Başlangıç tavsiyem, mutlaka ama mutlaka ‘stracciatella’ peynirini, el yapımı ekmeklerle tatmanız. ‘Stracciatella’, manda sütünden yapılan bufalo mozerella peynirinin ulaşabileceği en leziz nokta. Montina’da sunulan içi akışkan krema kıvamındaki peynir, son zamanlarda yediğim en özel lezzetti. Sonrasında yediğim kabuklu deniz mahsüllerinden yapılan, hafif acılı makarna da süperdi. Makarnanın pişme derecesi, acılığının kıvamı ve üzerindeki deniz mahsulleri süperdi. Ama asıl şölen tatlıyla başladı. Bir arabanın üzerinde, hepsi günlük, Maurizio ve Roberto Kardeşler’in annesi ve kayınvalideleri tarafından yapılan lezzetli tatlıları seçerken zorlanabilirsiniz. Ben hepsinden küçük küçük aldım. Tiramisu, beze ve ‘panna cotta’ harikaydı. Tavsiye üzerine, gece boyunca yemeğimizle beraber içtiğimiz Blange di Ceretto isimli şarap da çok iyiydi.

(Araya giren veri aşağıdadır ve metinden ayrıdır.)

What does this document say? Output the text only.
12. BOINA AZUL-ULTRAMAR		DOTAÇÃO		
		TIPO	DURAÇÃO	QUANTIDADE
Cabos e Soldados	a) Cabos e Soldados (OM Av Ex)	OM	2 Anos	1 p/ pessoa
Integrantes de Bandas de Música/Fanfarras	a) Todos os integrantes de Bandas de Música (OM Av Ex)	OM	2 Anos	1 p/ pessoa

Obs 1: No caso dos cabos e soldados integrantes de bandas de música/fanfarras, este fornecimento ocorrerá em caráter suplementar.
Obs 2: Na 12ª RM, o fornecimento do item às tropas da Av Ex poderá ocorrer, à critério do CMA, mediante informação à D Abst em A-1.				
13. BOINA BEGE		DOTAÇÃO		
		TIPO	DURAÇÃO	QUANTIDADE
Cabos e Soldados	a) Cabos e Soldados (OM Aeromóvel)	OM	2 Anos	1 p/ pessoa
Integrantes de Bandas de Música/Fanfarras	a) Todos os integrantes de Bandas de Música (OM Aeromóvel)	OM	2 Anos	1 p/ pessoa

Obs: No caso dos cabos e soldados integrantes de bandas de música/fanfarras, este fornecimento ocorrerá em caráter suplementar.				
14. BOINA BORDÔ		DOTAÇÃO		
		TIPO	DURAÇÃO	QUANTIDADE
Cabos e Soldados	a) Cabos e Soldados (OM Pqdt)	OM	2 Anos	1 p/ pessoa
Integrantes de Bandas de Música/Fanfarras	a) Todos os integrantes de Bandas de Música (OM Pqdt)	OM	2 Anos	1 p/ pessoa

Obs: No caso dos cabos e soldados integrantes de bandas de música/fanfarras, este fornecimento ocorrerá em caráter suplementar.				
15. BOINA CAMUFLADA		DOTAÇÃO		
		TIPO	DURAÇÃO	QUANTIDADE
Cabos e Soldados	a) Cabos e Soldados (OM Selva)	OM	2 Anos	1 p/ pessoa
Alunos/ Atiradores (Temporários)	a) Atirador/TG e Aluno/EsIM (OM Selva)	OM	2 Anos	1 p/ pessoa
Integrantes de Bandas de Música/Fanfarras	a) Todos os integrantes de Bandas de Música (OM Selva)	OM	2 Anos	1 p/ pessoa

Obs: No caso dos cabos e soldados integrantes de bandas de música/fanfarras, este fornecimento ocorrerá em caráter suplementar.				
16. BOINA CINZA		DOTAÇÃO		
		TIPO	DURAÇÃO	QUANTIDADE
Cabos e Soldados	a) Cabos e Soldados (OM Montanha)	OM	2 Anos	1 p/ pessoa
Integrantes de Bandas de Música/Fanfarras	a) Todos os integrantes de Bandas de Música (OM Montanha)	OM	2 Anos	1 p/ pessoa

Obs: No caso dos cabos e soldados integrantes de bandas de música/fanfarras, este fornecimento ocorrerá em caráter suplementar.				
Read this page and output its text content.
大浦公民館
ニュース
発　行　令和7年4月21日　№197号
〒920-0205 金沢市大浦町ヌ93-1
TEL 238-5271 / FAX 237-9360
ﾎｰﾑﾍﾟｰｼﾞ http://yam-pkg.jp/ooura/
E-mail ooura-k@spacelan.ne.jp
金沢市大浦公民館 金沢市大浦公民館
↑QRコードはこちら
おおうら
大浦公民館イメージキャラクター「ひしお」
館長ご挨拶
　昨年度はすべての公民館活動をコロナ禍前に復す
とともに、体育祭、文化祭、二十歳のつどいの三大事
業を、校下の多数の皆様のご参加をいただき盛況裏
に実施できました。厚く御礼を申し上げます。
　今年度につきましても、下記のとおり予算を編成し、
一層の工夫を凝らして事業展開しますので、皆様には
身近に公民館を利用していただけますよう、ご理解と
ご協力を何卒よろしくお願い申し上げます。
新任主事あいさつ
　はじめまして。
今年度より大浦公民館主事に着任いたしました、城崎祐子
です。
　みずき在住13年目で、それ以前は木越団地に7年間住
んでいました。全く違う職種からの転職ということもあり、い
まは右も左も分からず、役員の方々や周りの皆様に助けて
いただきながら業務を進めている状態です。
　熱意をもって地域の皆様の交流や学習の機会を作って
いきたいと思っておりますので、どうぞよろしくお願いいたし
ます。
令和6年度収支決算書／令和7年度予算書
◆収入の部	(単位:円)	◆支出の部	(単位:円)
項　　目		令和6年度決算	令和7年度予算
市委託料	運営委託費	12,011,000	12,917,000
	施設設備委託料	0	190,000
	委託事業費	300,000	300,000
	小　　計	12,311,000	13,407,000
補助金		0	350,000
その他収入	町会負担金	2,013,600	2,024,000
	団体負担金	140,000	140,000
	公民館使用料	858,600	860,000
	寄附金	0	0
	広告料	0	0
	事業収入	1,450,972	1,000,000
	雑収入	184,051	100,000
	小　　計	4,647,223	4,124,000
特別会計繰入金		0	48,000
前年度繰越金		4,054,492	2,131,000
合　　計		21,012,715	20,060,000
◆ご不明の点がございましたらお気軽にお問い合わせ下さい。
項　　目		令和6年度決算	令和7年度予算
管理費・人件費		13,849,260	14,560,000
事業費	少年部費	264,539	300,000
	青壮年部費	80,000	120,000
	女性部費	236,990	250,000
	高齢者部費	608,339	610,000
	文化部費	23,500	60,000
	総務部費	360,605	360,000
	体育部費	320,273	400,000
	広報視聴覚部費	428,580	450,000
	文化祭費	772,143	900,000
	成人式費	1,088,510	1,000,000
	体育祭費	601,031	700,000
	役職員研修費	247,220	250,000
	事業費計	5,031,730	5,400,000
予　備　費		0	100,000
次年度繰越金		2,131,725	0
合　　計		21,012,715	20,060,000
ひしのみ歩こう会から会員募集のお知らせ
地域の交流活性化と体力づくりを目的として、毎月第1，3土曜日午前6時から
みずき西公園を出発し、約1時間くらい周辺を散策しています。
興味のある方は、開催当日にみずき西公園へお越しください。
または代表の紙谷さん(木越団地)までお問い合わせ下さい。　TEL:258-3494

Montina’da tüm masaları Milanolular dolduruyor. Turist görmek neredeyse imkansız. Kahkaların eksik olmadığı lokantada fiyatlar, Milano’nun janjanlı restoranlarına oranla makul. Montina Kardeşleri Allah restoranlarından eksik etmesin. Sayelerinde ilk kez Milano’da güzel bir yemek yedim.